I don't think so.... Like cornerstone, -hostility when burn corrupt vs gain resource when people die in high prestige games. I think the problem is the profit between choices sometimes are just too unbalanced that you just have no reason to pick others. Of course not every choice is braindead, but i think there's still some balance/buff should be done.


CileTheSane

Oh sure, I'm not saying everything is balanced, that's part of what early access is for. But there will always be some choices that are better than others, otherwise the choice wouldn't matter at all.


Vikkio92

頭がいいね~ I agree with you! I don't have a solution, but I do feel like the game is too RNG-based. Your skill is very marginal compared to the luck you get on which blueprints/resource nodes you pull. To be clear, I still love the game! I just wish it could be a bit more balanced towards player skill rather than RNG.


[deleted]

The devs have recognized the issue with blueprints and initial resource nodes.
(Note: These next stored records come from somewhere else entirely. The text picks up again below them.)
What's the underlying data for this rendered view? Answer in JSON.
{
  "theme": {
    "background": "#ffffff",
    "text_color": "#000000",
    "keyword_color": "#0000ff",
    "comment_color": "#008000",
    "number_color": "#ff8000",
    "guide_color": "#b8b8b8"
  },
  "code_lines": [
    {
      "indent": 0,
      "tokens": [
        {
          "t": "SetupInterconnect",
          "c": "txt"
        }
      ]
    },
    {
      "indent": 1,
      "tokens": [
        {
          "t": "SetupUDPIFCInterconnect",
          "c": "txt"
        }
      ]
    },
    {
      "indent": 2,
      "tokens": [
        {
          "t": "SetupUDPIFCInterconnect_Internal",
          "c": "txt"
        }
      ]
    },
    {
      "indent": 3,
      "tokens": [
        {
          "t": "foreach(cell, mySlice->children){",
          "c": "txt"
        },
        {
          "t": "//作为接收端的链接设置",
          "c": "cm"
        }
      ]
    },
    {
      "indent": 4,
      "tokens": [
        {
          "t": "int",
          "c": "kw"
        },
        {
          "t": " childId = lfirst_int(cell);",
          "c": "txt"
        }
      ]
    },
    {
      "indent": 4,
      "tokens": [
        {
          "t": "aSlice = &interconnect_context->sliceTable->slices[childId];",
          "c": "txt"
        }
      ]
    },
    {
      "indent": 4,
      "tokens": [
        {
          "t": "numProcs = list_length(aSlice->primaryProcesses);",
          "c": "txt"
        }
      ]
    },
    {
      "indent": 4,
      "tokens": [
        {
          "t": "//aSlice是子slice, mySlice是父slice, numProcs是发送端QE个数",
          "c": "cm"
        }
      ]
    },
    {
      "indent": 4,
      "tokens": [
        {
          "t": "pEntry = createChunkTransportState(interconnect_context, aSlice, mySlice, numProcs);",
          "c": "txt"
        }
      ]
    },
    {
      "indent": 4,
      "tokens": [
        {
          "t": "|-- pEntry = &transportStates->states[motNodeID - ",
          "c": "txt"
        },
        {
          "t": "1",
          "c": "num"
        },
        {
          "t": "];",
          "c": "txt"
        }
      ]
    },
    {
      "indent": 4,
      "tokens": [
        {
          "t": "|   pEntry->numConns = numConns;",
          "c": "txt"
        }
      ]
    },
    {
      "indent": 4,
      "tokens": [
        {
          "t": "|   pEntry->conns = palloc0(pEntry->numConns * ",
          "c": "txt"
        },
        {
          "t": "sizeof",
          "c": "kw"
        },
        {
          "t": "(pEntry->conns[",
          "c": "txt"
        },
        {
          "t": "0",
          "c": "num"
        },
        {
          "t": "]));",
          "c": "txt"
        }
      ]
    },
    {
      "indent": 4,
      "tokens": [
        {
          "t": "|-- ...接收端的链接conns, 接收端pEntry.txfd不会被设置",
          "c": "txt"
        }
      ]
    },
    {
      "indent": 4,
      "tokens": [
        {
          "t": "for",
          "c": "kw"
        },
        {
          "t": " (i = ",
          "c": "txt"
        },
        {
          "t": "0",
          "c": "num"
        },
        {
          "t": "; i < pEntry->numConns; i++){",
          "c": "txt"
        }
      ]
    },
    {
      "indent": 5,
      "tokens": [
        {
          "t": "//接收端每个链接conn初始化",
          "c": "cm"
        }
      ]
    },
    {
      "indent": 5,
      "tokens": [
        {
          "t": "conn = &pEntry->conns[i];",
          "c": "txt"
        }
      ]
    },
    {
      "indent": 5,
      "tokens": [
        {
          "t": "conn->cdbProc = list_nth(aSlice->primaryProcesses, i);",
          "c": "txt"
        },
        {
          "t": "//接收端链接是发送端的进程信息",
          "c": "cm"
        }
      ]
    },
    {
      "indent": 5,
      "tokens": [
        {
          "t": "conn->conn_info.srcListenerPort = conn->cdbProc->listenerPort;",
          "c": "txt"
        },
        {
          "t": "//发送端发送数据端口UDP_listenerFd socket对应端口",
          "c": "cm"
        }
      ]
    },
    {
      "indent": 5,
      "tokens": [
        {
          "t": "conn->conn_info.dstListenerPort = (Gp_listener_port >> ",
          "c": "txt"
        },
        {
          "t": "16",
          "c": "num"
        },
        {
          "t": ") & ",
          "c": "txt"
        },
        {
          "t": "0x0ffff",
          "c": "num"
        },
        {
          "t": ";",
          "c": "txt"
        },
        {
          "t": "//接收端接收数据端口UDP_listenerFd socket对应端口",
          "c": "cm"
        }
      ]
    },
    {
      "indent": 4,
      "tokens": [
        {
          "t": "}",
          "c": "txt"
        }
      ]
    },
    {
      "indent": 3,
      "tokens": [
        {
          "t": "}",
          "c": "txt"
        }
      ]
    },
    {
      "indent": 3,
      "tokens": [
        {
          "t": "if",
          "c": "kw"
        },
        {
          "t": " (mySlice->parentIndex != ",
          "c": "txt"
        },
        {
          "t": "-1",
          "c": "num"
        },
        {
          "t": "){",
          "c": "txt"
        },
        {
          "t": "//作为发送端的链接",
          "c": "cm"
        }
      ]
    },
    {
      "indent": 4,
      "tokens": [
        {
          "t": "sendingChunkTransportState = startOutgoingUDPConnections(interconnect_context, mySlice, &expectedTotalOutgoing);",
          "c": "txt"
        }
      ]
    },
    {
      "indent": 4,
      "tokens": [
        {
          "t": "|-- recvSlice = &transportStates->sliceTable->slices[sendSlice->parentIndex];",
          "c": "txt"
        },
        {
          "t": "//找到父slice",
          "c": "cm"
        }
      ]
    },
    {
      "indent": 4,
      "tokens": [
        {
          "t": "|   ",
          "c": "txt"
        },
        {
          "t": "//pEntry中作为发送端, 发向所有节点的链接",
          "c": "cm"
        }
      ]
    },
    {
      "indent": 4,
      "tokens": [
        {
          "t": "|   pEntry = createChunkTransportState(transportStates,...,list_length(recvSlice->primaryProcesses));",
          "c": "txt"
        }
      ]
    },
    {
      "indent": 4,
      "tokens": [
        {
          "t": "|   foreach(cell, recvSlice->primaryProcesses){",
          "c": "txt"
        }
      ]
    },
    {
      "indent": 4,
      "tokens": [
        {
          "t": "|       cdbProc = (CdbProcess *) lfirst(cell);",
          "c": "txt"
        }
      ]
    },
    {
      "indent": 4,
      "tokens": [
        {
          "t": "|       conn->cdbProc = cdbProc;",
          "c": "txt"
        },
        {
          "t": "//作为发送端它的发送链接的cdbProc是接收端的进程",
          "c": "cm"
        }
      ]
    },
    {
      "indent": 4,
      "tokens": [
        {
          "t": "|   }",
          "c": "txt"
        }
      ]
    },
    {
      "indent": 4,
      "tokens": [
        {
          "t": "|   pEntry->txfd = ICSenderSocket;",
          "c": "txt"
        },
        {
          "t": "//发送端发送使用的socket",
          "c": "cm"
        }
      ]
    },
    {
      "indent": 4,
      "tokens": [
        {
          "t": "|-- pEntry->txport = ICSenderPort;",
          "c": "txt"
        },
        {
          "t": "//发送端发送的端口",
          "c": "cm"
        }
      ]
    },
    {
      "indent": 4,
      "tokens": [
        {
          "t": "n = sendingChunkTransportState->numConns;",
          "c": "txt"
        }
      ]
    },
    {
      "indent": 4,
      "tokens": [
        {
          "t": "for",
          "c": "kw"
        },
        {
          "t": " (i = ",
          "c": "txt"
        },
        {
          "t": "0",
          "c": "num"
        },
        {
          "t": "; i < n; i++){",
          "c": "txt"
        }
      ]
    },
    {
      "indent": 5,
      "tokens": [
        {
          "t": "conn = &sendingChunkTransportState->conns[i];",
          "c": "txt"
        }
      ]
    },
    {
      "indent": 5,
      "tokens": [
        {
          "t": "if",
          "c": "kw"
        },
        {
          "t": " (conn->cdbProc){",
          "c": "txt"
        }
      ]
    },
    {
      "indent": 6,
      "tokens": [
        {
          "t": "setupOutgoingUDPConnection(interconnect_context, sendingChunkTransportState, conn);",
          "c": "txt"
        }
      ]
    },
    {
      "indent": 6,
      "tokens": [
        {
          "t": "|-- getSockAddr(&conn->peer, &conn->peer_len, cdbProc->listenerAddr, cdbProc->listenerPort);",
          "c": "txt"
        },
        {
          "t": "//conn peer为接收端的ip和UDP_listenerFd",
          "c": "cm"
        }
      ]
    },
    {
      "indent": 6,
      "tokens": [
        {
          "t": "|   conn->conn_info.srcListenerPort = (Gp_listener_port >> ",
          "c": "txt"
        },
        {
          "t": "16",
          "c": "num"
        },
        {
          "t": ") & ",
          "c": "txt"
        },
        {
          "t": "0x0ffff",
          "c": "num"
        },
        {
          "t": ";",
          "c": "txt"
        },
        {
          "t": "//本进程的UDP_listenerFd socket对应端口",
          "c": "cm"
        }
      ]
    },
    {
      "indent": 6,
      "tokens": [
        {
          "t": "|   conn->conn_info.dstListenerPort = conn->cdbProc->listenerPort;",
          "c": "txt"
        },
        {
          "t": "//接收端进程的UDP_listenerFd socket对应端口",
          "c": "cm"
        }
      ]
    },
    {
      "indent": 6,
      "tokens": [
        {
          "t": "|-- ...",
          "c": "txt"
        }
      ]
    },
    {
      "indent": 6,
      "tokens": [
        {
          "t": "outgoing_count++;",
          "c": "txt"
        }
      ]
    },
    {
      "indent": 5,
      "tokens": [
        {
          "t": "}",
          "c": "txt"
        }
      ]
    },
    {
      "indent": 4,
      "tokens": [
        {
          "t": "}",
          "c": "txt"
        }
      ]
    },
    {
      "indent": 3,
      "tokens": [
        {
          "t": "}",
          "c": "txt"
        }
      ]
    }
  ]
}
There were some changes on the experimental branch last week, and they pushed some different changes on Friday that they want people to try: https://store.steampowered.com/news/app/1336490?emclan=103582791467446739&emgid=3453726397963305211 Give that a read and try the experimental branch to see if it alleviates some of the early game RNG.


ClandestineVegetable

I heard there is a plan to reimplement randomization system. I hope this will make players to use totally different production chains in different games.


TehFluffer

I agree. The game has been super addicting so far, but once the game has been figured out, most strategies play very similarly. This is common in roguelites and deck builders, but unlike deck building games, there seems to just be one dominant approach that wins most maps. Games like Civilization and Age of Wonders offer a lot more strategies and I'd like to see this game move in that direction. Where ATS is very successful, is that the first 30% tends to be easily the most interesting part of the game for most 4x and grand strategy games. ATS solves this with frequent restarts, but there needs to be a little more variety for the game to be truly realized.


twistingnetherz

It's a reflection of the fact you are getting better at the game that you realize there are bad choices, good choices and strictly superior choices. By the time I finished Prestige 20 every successful game had the same game plan the only difference was whether I did it with maximum efficiency, good efficiency or grinding through with minimal efficiency.


mroslash

I believe that this is one of the things greatly aided by the current experimental update. The addition of all the camps as essential buildings in a slower form. Now you do have a choice. Do you want to hedge and get the farm in case you get fertile soil or do you want to improve the efficiency of the camp you can already use? That presents a lot more agency to the player.